Puis s'adressant à tous, il révéla alors que toutes les graines remises aux candidats, avaient été préalablement bouillies, et qu'en aucun cas, elles ne pouvaient germer. Par conséquent, le seul jardinier sincère et honnête qui méritait le poste était celui qui avait rapporté le pot vide.

Ainsi le roi nomma avec sagesse

Son nouveau chef jardinier.

Le peigne et le bracelet

Sagesses à méditer

Il y a bien longtemps, dans une province isolée, vivait un homme très pauvre avec son épouse.

Un jour, elle brisa son peigne en coiffant ses longs cheveux.

Elle demanda à son époux :

— Pourras-tu me racheter un nouveau peigne quand tu descendras au village ?

L’homme, terriblement désolé et honteux, lui répondit :

— J’aimerai tant pouvoir te faire plaisir, mais il faudra attendre la fin de la moisson, si la récolte est bonne. Vois-tu, je viens de casser le vieux bracelet de ma montre et je n’ai même pas assez d’argent pour le remplacer.

Émue elle aussi, elle n’insista pas pour sa demande. Quelques jours plus tard, l’homme se rendit secrètement au village et passa chez l’horloger.

Il lui revendit sa montre abîmée à très bas prix, mais néanmoins suffisant pour acheter un peigne pour son épouse.

Le soir, il revint à la maison, le peigne dans la main, prêt à l’offrir à sa compagne.

Quelle fut sa surprise lorsqu’il vit qu’elle s’était coupé les cheveux très courts.

Elle lui expliqua qu’elle les avait vendus et tenait dans sa main tendue un bracelet de montre tout neuf.

Une vague d’émotions les submergea, non pas pour l’inutilité de leurs actes, mais parce qu’ils venaient de réaliser, à travers ces objets insignifiants, la profondeur de l’amour réciproque qu’ils éprouvaient l’un pour l’autre.

La sagesse de l’Amour :

Attention

Respect

Partage

Pensées du jour à méditer

Ce qui rend heureux

N’est pas le plaisir

Mais la joie de vivre

La vie danse toujours mieux

Quand la musique vient du cœur

On se sent exister bien davantage

À travers un regard amoureux

L’humour,

C’est de l’intelligence

Qui s’amuse

Reconnaitre ses erreurs passées

Est un premier pas vers la sagesse

Si nous étions conscients

Chaque matin serait une renaissance

Le regard sur les autres

Sagesses traditionnelles

Un vieil homme était assis à la porte d'une ville.

Un jeune homme s'approcha et lui dit :

— Bonjour ! je ne suis jamais venu ici, comment sont les gens qui vivent dans cette ville ?

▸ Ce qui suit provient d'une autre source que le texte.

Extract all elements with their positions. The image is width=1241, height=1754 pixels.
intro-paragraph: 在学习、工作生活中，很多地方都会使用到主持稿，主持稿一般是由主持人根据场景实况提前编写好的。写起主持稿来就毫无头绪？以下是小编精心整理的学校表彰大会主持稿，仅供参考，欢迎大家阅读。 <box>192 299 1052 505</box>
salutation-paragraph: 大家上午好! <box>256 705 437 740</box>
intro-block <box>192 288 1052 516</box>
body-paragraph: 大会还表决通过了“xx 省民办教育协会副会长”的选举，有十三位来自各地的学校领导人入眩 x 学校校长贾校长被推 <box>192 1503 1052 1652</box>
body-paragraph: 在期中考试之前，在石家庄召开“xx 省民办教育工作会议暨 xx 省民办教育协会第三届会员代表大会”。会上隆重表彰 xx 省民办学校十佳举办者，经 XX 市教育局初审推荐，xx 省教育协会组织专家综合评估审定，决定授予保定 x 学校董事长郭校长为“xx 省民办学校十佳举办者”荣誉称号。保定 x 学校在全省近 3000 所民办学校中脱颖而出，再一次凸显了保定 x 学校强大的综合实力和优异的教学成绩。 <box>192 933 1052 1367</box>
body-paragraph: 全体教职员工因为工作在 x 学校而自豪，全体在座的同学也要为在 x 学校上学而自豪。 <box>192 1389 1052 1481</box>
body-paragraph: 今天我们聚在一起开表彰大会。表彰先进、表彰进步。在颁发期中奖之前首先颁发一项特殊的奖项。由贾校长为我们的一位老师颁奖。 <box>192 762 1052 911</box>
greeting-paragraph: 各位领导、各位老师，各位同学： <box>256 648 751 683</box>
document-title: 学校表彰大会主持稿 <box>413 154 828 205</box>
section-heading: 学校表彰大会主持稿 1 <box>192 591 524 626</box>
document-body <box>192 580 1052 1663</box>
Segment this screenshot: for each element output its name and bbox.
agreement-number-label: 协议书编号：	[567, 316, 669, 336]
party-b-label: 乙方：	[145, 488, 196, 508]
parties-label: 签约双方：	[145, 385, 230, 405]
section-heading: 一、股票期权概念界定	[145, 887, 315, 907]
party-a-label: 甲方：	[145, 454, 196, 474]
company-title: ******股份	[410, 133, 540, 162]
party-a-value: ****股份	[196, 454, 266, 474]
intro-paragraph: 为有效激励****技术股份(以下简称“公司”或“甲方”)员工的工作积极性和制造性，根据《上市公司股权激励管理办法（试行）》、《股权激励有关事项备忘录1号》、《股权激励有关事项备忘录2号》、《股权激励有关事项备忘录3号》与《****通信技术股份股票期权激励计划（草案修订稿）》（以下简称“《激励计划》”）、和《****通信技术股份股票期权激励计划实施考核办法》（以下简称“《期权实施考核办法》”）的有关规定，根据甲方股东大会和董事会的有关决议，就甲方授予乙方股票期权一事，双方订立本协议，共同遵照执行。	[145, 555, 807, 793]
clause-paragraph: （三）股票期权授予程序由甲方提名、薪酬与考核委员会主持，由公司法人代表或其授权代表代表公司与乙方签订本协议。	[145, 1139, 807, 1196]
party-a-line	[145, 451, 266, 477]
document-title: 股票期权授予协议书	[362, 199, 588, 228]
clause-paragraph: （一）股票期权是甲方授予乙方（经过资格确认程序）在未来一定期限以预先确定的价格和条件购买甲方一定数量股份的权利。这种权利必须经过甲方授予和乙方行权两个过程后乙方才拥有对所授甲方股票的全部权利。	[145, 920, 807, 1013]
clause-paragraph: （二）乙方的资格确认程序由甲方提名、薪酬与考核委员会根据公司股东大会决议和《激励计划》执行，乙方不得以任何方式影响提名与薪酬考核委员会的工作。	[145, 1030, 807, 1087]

L'homme lui répondit par une question :

— Et comment étaient les gens dans la ville d’où tu viens ?

— Égoïstes et méchants, c'est d'ailleurs la raison pour laquelle j’étais bien content de partir, dit le jeune homme.

Le vieil homme répondit :

— Malheureusement pour toi, je crains que tu ne trouves exactement les mêmes gens ici.

Un peu plus tard, un autre jeune homme s'approcha et lui posa exactement la même question.

— Bonjour ! je viens d'arriver dans la région, pouvez-vous me dire comment sont les gens qui vivent dans cette ville ?

Le vieil homme répondit de même :

— Dis-moi mon garçon, comment étaient les gens dans la ville d’où tu viens ?

— Ho ! Ils étaient gentils, accueillants et honnêtes, j'y avais de bons amis, j'ai eu beaucoup de mal à la quitter. Répondit le jeune homme.

— Par chance pour toi, tu trouveras les mêmes personnes ici. Répondit le vieil homme.